Speaking in an exclusive interview with RaceFans, Vasseur urged F1’s commercial rights holders Liberty Media to press ahead with its plans to overhaul the sport in 2021. He said the sport’s owners are unlikely to find common ground between all the teams.

“The issue is that we are 10 teams around the table with completely different approach, completely different structure, different budget. I don’t want to speak about competitiveness but at the end you can have Haas and Renault, for example, they are more or less at the same level but with completely different approach

“And if you listen to everybody I think that you will never find a compromise because you won’t find something fitting with every single company. At the end of the day they have to act.
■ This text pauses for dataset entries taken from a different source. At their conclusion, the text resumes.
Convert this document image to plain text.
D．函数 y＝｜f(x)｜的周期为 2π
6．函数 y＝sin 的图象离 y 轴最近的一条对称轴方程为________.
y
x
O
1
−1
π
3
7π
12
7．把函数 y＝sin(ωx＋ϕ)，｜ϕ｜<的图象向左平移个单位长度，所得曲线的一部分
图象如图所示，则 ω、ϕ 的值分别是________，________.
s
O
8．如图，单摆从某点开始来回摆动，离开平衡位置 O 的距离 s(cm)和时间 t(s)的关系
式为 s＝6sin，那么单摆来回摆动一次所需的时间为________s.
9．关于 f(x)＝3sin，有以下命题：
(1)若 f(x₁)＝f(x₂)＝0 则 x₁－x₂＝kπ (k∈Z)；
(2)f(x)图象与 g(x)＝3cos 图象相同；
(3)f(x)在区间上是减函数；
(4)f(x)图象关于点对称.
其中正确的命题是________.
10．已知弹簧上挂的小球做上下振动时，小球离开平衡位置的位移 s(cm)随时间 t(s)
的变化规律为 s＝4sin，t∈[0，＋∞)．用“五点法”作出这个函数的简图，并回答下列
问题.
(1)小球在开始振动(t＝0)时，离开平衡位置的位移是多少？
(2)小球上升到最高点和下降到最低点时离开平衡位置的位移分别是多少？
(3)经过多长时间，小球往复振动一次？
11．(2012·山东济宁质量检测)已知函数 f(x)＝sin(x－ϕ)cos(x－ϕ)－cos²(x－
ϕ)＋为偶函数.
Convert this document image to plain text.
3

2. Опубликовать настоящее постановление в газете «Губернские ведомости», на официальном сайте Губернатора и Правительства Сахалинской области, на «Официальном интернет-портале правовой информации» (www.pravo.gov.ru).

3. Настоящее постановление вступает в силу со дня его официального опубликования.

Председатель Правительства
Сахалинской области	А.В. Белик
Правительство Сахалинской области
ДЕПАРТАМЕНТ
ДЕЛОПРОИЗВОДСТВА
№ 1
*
To take decisions.

“Honestly it’s good to listen to everybody but at one stage we have to take decisions and to take responsibilities. For sure some teams won’t be very happy but you have to find the best, not compromise, but the best direction for the series.”

A cap on budgets and changes to F1’s prize money structure are among the changes Liberty Media is trying to introduce for 2021.

“It has to be the start honestly because you know that the situation is just unsustainable for at least six teams on the grid,” said Vasseur. “I think that we, the owners, the shareholders of the teams are doing their best effort to survive until [the] 2021 change. It has to change.”

Vasseur added teams such as his could stand to benefit if a cost cap is introduced as they are used to operating on leaner budgets than the likes of Mercedes and Ferrari.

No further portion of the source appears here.